In verschiedenen Dynastien des alten Ägypten galt ein Mann als schön wenn er Fettpölsterchen vorweisen konnte- weil Zeichen für Reichtum und somit halt auch Garant für gesicherten Lebensunterhalt.
Im Barock galt es durchaus als Schönheitsideal wenn Mann sich übertrieben schminkte und Perücken trug- wär heute als tuntig oder schwul verschrien..
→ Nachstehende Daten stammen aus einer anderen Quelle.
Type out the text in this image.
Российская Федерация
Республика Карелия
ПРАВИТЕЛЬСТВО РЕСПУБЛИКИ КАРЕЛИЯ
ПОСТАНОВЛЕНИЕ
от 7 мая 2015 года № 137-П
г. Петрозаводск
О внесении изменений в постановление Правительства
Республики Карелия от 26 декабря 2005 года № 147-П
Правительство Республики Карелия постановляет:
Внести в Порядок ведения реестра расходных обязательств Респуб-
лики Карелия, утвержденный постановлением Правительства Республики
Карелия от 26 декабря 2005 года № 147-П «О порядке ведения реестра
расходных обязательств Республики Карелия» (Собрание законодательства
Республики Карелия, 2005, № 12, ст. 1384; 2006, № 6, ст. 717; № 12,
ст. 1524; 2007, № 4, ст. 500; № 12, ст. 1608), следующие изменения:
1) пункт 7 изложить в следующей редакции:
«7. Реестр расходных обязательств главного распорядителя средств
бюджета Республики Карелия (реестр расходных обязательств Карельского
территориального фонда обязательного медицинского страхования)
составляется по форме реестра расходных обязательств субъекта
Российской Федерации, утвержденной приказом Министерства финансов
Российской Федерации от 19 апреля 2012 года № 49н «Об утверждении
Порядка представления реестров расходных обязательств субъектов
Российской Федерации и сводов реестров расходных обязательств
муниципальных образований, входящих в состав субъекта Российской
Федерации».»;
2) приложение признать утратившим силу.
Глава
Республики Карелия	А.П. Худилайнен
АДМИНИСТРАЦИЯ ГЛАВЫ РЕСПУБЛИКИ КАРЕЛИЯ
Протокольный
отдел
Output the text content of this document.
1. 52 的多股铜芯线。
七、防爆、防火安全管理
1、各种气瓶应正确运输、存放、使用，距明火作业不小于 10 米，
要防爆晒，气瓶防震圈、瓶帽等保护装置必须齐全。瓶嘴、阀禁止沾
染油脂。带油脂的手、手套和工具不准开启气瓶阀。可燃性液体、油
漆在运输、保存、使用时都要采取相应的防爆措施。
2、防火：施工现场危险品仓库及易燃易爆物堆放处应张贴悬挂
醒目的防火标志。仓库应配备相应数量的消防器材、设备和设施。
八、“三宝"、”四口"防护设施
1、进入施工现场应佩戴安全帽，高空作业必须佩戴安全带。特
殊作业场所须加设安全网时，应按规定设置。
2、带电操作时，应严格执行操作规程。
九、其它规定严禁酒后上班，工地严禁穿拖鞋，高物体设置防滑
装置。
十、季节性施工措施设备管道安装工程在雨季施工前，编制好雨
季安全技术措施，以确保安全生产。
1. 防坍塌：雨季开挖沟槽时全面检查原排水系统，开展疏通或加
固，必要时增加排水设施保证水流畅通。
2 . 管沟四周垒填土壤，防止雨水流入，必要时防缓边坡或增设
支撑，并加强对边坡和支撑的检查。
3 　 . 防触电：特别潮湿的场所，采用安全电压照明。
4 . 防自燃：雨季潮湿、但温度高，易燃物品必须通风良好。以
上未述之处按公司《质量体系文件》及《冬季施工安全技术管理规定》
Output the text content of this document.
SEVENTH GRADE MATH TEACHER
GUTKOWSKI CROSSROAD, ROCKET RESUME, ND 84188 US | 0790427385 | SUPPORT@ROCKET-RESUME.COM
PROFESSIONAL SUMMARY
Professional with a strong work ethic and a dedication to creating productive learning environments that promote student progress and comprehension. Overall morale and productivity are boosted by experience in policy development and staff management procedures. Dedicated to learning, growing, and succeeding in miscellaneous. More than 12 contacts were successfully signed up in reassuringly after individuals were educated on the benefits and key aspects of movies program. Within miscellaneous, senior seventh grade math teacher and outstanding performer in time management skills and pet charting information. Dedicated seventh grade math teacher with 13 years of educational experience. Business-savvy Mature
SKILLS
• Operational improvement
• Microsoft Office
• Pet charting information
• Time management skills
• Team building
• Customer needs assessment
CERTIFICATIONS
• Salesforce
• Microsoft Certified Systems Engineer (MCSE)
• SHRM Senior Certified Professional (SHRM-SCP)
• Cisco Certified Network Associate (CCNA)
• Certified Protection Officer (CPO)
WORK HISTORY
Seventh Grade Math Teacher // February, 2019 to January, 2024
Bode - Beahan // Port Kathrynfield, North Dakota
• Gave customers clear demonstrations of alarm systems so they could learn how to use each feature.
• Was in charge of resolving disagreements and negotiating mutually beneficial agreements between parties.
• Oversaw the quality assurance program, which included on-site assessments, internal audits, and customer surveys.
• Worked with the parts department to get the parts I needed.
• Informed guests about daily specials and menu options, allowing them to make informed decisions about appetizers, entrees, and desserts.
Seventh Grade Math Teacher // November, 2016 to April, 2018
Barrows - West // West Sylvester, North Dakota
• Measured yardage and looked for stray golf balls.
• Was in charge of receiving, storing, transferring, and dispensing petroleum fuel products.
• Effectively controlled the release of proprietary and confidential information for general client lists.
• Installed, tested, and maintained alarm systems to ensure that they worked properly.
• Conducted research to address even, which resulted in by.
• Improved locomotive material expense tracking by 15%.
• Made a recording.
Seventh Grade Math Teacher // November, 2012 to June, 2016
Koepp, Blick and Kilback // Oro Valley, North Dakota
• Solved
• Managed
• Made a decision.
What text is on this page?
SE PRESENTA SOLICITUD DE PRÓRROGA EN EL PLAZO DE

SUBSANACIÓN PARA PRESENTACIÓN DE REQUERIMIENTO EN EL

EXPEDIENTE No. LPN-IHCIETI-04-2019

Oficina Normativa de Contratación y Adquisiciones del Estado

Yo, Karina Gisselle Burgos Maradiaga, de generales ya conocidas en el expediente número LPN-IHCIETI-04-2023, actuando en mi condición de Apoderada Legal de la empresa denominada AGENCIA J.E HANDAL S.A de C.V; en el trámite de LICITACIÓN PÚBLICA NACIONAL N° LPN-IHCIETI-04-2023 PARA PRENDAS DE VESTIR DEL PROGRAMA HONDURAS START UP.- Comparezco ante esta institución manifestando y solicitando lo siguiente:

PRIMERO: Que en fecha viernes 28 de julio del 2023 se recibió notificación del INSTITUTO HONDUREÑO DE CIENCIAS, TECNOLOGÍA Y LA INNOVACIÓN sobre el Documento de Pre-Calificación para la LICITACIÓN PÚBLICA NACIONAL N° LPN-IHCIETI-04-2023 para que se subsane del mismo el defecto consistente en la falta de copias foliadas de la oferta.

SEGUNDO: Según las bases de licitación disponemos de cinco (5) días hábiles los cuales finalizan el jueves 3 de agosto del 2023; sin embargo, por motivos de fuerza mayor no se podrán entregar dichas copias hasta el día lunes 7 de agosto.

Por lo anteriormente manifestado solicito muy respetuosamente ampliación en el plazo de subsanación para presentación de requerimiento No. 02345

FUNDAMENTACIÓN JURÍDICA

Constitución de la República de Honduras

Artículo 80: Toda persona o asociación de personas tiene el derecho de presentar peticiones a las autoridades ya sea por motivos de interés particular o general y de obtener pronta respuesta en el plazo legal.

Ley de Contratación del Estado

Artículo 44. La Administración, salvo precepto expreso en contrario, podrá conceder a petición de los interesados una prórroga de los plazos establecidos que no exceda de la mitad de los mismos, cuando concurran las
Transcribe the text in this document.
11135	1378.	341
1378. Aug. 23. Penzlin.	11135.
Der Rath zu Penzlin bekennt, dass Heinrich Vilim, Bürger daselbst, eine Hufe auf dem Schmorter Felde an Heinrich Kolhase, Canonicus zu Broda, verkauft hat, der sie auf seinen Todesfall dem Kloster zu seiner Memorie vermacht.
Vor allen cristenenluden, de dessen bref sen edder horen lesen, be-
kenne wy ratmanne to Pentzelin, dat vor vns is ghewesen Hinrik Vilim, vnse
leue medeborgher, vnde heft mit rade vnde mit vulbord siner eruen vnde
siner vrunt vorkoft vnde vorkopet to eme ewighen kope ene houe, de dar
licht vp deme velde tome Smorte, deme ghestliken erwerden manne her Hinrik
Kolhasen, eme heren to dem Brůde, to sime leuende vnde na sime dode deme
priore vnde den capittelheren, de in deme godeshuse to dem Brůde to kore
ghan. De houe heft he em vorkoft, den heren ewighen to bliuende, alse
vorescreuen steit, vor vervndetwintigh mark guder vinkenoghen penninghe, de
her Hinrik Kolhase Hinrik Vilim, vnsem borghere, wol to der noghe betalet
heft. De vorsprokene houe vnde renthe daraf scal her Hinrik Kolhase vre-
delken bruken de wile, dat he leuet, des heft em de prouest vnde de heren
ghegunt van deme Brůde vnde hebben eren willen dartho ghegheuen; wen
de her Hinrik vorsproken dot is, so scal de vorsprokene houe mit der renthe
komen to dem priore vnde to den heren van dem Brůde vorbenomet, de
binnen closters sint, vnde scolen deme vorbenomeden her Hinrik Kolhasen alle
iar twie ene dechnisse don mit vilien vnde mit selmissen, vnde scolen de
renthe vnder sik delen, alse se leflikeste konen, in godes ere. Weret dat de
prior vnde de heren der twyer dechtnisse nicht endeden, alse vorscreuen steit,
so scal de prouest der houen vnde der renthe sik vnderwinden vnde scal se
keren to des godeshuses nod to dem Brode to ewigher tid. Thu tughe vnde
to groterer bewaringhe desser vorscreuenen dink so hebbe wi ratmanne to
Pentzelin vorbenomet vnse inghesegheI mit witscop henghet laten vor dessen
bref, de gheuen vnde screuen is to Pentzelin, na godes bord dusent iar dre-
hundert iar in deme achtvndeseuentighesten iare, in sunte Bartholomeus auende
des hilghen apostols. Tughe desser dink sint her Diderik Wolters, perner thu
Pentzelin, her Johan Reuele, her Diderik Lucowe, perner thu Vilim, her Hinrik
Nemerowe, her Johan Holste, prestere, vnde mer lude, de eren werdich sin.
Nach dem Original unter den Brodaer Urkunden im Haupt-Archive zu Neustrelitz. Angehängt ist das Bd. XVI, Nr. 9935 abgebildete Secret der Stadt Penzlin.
Und es gäbe noch x andere Beispiele aus den Geschichtsbüchern, was in verschiedenen Zeiten als "schön" betrachtet wurde, genauso wie es auch zu allen Zeiten Trendsetter, Fashion-victims und Leute, die sich ihre eigene Meinung bildeten gab. ( Ja, letztere hattens immer schwerer, sofern sie ned zu ersteren zählten )
Will sagen: Schönheitsideale und Trends sind wie Jahreszeiten, sie verändern sich und in der Regel wiederholen sie sich auch immer wieder in komplexen Abständen.. und jeder sollt doch für sich selbst entscheiden was für einen selbst passend und treffend ist. Und das schöne ist ja, egal wie extravagant dein eigener Stil anmuten mag, es wird immer auch andere Leute geben die dich ebenfalls als schön betrachten, oder sogar mehr als du selbst.
Und: Die optischen Erwartungen einer größeren Menge zu erfüllen aka schön sein ist auch kein unumstrittener Segen; man gerät dann auch schnell mal an Partner oder Rinnen die einen nach dem Kleines-Mädchen-will-ein-Pony-Prinzip behandeln.